A triangle has corners A, B, and C located at #(2 ,3 )#, #(3 ,5 )#, and #(4 , 2 )#, respectively. What are the endpoints and length of the altitude going through corner C?

To find the altitude going through corner C, we first need to determine the equation of the line containing side AB. Then, we can find the perpendicular line passing through corner C, which represents the altitude. Finally, we find the intersection point of these two lines, which will give us the endpoint of the altitude.

The equation of the line passing through points A(2,3) and B(3,5) can be found using the slope-intercept form (y = mx + b), where m is the slope and b is the y-intercept. The slope (m) of AB is (5 - 3) / (3 - 2) = 2.

Using point A(2,3) in the slope-intercept form equation: 3 = 2(2) + b. Solving for b gives us b = -1. Thus, the equation of line AB is y = 2x - 1.

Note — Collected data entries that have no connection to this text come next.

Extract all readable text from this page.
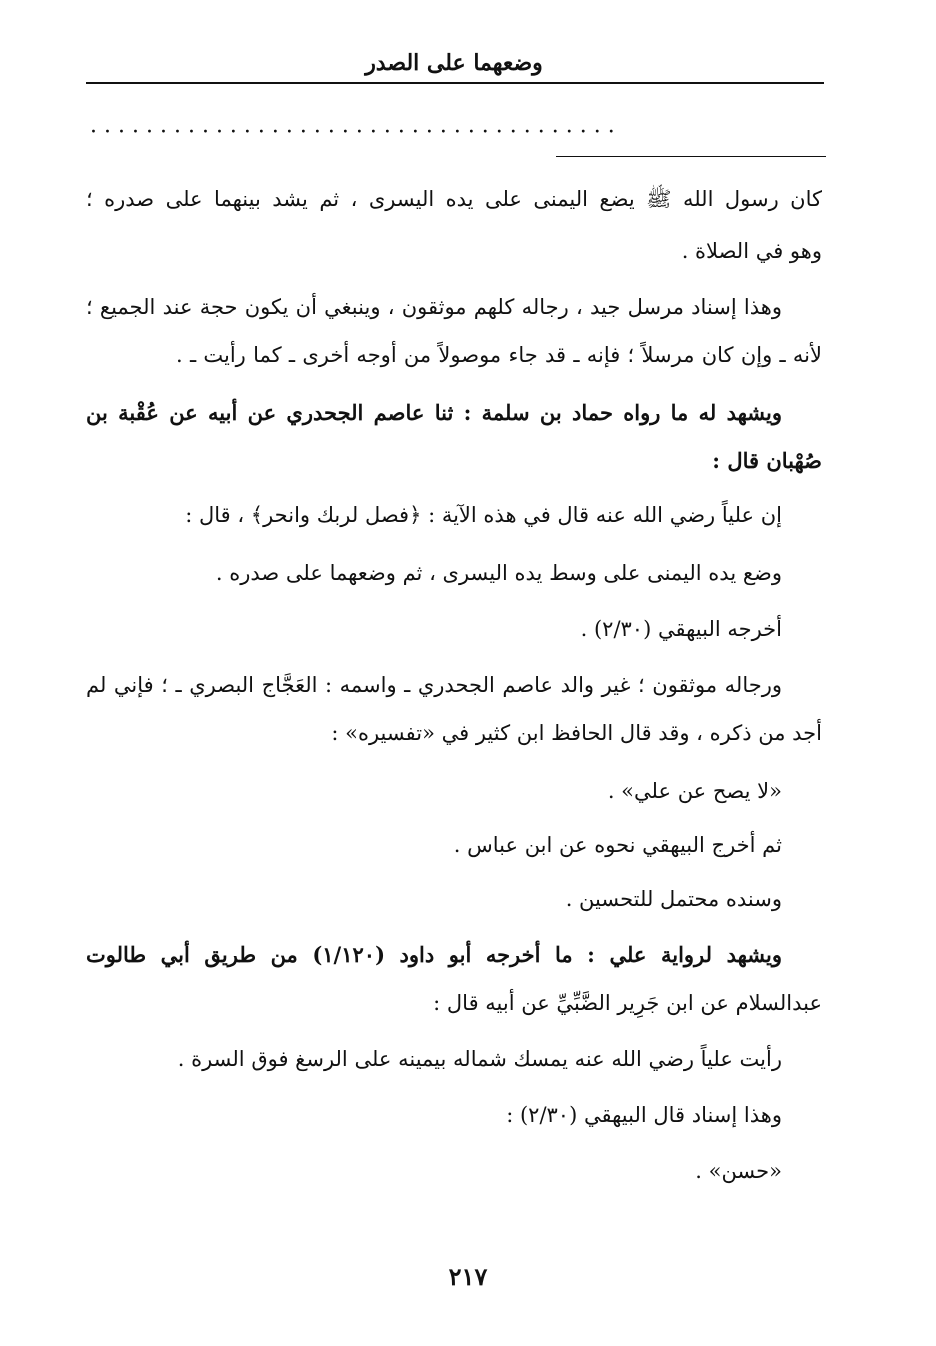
وضعهما على الصدر
······································
كان رسول الله ﷺ يضع اليمنى على يده اليسرى ، ثم يشد بينهما على صدره ؛
وهو في الصلاة .
وهذا إسناد مرسل جيد ، رجاله كلهم موثقون ، وينبغي أن يكون حجة عند الجميع ؛
لأنه ـ وإن كان مرسلاً ؛ فإنه ـ قد جاء موصولاً من أوجه أخرى ـ كما رأيت ـ .
ويشهد له ما رواه حماد بن سلمة : ثنا عاصم الجحدري عن أبيه عن عُقْبة بن
صُهْبان قال :
إن علياً رضي الله عنه قال في هذه الآية : ﴿فصل لربك وانحر﴾ ، قال :
وضع يده اليمنى على وسط يده اليسرى ، ثم وضعهما على صدره .
أخرجه البيهقي (٢/٣٠) .
ورجاله موثقون ؛ غير والد عاصم الجحدري ـ واسمه : العَجَّاج البصري ـ ؛ فإني لم
أجد من ذكره ، وقد قال الحافظ ابن كثير في «تفسيره» :
«لا يصح عن علي» .
ثم أخرج البيهقي نحوه عن ابن عباس .
وسنده محتمل للتحسين .
ويشهد لرواية علي : ما أخرجه أبو داود (١/١٢٠) من طريق أبي طالوت
عبدالسلام عن ابن جَرِير الضَّبِّيِّ عن أبيه قال :
رأيت علياً رضي الله عنه يمسك شماله بيمينه على الرسغ فوق السرة .
وهذا إسناد قال البيهقي (٢/٣٠) :
«حسن» .
٢١٧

The altitude passing through point C(4,2) must be perpendicular to line AB. Therefore, the slope of the altitude is the negative reciprocal of the slope of line AB, which is -1/2.

Using point C(4,2) and the slope-intercept form, we find the equation of the altitude: 2 = (-1/2)(4) + b. Solving for b gives us b = 4.

Thus, the equation of the altitude passing through point C is y = (-1/2)x + 4.

To find the endpoint of the altitude, we need to find the intersection point of the altitude and line AB. We solve the system of equations formed by the equations of the altitude and line AB.

Substituting y = 2x - 1 into y = (-1/2)x + 4, we get:

2x - 1 = (-1/2)x + 4. Solving for x gives us x = 2.

Substituting x = 2 into the equation of line AB gives us y = 2(2) - 1 = 3.

Therefore, the endpoint of the altitude is (2,3).

To find the length of the altitude, we calculate the distance between point C(4,2) and the endpoint (2,3) using the distance formula:

Distance = sqrt((x2 - x1)^2 + (y2 - y1)^2) = sqrt((2 - 4)^2 + (3 - 2)^2) = sqrt((-2)^2 + (1)^2) = sqrt(4 + 1) = sqrt(5).

So, the length of the altitude going through corner C is sqrt(5).